Engineering and biochemical characterization of the rat microsomal cytochrome P4501A1 fused to ferredoxin and ferredoxin-NADP(+) reductase from plant chloroplasts.

作者信息

Lacour T, Ohkawa H

机构信息

Department of Biological and Environmental Sciences, Faculty of Agriculture, Kobe University, Rokkodai-cho 1-1, Nada-ku, Kobe 657-8501, Japan.

出版信息

Biochim Biophys Acta. 1999 Aug 17;1433(1-2):87-102. doi: 10.1016/s0167-4838(99)00154-5.

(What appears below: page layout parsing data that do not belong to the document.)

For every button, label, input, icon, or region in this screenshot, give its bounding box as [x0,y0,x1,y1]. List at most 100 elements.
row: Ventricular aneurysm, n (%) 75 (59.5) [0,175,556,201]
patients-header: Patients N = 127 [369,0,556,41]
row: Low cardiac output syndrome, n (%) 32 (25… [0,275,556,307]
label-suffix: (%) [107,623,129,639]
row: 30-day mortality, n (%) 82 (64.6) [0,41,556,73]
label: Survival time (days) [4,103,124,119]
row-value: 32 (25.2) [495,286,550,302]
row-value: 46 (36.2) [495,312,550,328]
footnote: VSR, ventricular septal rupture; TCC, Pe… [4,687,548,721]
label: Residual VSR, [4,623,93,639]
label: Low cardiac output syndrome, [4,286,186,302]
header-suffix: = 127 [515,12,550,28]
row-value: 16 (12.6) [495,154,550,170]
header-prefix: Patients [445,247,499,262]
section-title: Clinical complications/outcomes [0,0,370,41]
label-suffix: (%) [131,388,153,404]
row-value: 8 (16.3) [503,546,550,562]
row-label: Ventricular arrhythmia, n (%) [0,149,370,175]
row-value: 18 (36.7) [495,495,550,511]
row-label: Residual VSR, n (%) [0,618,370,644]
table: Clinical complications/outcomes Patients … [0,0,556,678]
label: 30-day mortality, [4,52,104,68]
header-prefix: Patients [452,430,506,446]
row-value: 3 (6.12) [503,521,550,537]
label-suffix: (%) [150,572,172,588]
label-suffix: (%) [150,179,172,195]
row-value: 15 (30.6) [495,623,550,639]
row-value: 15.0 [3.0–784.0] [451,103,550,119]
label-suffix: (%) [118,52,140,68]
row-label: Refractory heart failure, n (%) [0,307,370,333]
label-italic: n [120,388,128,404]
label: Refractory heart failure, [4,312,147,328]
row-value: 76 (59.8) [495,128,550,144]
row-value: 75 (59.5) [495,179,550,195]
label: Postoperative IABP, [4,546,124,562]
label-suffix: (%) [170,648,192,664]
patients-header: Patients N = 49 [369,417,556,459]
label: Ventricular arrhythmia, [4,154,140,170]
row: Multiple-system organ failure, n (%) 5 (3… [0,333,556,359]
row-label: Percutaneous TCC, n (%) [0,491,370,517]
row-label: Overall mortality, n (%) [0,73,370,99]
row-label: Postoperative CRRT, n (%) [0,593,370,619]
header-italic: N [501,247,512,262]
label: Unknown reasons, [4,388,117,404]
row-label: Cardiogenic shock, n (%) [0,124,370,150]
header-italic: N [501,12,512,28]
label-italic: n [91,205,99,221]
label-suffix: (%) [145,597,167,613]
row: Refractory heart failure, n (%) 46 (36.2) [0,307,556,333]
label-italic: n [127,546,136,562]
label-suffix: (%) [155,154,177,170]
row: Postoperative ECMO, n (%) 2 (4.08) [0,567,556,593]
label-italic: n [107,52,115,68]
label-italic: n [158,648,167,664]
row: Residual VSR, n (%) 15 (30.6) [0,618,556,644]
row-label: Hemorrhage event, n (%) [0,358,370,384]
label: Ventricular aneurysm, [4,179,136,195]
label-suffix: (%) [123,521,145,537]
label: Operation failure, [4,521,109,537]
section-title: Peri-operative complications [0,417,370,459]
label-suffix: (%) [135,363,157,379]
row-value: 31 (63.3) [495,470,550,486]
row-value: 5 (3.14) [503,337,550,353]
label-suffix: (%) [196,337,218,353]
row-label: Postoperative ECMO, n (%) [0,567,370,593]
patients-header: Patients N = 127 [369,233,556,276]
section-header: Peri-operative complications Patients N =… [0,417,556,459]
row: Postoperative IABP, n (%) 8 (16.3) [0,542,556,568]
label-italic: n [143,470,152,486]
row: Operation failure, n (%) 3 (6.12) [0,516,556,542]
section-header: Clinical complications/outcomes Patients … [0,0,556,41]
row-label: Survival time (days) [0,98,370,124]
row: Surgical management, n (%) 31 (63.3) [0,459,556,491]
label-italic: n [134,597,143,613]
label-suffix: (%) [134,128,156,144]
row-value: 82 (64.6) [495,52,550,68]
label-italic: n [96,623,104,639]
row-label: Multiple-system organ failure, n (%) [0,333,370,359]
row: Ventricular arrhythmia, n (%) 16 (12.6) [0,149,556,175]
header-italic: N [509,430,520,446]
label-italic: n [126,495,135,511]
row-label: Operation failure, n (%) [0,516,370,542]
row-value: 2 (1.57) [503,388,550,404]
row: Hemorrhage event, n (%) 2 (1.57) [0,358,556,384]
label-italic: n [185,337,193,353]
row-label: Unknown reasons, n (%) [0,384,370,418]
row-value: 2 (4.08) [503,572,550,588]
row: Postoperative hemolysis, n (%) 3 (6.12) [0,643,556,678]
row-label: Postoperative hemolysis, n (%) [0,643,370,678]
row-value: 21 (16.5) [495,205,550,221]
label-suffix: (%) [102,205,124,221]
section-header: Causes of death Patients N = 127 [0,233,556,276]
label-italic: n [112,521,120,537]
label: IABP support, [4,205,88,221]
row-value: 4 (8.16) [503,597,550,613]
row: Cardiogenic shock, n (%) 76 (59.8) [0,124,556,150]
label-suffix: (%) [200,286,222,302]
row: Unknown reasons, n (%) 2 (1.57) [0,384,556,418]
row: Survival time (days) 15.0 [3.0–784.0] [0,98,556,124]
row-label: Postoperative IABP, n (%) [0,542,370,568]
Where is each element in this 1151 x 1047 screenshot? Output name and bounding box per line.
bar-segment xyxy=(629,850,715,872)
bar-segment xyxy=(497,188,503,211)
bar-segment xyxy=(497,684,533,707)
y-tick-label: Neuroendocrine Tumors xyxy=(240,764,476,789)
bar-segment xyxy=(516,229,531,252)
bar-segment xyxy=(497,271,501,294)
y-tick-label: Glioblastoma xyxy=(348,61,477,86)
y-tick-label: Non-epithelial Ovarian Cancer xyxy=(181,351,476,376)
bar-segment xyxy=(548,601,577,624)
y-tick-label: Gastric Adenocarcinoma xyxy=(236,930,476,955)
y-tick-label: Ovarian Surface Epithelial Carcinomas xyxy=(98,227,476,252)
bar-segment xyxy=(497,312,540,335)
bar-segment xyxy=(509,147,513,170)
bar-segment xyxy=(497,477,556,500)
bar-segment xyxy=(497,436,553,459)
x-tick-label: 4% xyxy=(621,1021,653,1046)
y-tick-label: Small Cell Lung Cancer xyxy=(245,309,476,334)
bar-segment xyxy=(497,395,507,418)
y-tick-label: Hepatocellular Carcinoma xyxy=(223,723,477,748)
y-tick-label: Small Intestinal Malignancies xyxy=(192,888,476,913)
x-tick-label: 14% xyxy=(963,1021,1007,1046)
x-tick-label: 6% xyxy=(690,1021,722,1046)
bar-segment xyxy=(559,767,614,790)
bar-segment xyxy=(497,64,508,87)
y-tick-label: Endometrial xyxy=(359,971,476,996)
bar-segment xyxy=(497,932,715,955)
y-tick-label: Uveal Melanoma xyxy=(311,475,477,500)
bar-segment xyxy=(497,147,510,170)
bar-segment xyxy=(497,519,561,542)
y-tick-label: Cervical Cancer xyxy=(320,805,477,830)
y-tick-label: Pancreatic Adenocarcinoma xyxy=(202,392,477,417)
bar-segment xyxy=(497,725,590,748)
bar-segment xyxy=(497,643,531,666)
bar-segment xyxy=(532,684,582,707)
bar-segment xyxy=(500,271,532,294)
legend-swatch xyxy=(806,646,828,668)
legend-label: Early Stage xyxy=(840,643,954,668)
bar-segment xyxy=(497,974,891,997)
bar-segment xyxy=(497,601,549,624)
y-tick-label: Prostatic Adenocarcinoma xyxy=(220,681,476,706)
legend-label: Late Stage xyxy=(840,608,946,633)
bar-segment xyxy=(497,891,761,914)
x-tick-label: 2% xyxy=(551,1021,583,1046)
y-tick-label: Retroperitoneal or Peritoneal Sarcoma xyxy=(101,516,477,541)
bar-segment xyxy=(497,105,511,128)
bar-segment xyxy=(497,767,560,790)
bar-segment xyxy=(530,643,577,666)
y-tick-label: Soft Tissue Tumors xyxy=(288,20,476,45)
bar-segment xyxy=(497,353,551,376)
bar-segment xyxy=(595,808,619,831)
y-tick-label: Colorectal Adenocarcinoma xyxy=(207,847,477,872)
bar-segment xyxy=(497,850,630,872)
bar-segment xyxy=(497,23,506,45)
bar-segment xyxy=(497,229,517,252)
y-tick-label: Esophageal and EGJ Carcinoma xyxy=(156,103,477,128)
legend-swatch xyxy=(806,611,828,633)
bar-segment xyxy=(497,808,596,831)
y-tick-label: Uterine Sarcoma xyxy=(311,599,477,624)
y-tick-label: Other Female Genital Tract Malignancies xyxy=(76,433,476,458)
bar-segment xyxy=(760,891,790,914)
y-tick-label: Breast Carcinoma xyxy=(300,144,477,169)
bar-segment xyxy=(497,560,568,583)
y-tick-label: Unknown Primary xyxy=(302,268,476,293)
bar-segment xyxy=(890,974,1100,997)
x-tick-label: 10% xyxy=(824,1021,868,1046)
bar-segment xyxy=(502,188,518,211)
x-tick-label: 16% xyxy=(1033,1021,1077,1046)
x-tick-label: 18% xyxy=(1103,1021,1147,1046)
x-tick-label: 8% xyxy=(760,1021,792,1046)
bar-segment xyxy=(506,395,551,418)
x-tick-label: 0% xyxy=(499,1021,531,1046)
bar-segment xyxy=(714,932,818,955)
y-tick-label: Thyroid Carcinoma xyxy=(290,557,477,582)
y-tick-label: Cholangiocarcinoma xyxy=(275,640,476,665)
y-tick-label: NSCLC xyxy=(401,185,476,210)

DOI:10.1016/s0167-4838(99)00154-5
PMID:10446362
Abstract

Fusion proteins of rat cytochrome P4501A1 with maize ferredoxin I (Fd) and pea ferredoxin NADP(+) reductase (FNR), the last electron transfer proteins of the photosynthetic channel in plant chloroplasts, were obtained by gene fusion in the yeast expression vector pAAH5N. The encoded fusion proteins P4501A1-Fd, P4501A1-FNR, P4501A1-Fd-FNR and P4501A1-FNR-Fd were produced in microsomes of the yeast Saccharomyces cerevisiae AH22. Enzymatic assays were carried out in vitro with the isolated microsomes. P4501A1-Fd-FNR and P4501A1-FNR-Fd were found to catalyze P450-monooxygenase activities towards 7-ethoxycoumarin and the herbicide chlortoluron. P4501A1-Fd-FNR was the most efficient enzyme as measured in vitro in ferricyanide and cytochrome c reductions, as well as P450-monooxygenase assays. Apparent K(m) and k(cat) of P4501A1-Fd-FNR were 70 microM and 7800 min(-1) for NADPH, 13.2 microM and 51.1 min(-1) for 7-ethoxycoumarin, and 21.3 microM and 23. 8 min(-1) for the herbicide chlortoluron, respectively. Fd in P4501A1-Fd-FNR fusion enzyme was found to be a limiting factor compared to P4501A1 fused to the yeast NADPH-cytochrome P450 reductase, an artificial enzyme described previously. The efficiency of electron transfer in the P4501A1 fusion proteins and a possible in vivo molecular coupling of Fd and FNR with microsomal cytochrome P4501A1 produced in plant chloroplasts are discussed.

摘要

通过在酵母表达载体pAAH5N中进行基因融合,获得了大鼠细胞色素P4501A1与玉米铁氧还蛋白I(Fd)以及豌豆铁氧还蛋白NADP(+)还原酶(FNR)的融合蛋白,Fd和FNR是植物叶绿体光合途径中的最后两个电子传递蛋白。编码的融合蛋白P4501A1-Fd、P4501A1-FNR、P4501A1-Fd-FNR和P4501A1-FNR-Fd在酿酒酵母AH22的微粒体中产生。用分离出的微粒体进行体外酶活性测定。发现P4501A1-Fd-FNR和P4501A1-FNR-Fd对7-乙氧基香豆素和除草剂绿麦隆具有细胞色素P450单加氧酶活性。在铁氰化物和细胞色素c还原以及细胞色素P450单加氧酶测定中,P4501A1-Fd-FNR是体外测定中最有效的酶。P4501A1-Fd-FNR对NADPH的表观K(m)和k(cat)分别为70 microM和7800 min(-1),对7-乙氧基香豆素分别为13.2 microM和51.1 min(-1),对除草剂绿麦隆分别为21.3 microM和23.8 min(-1)。与融合到酵母NADPH-细胞色素P450还原酶(一种先前描述的人工酶)的P4501A1相比,发现P4501A1-Fd-FNR融合酶中的Fd是一个限制因素。讨论了细胞色素P4501A1融合蛋白中的电子传递效率以及Fd和FNR与植物叶绿体中产生的微粒体细胞色素P4501A1可能的体内分子偶联。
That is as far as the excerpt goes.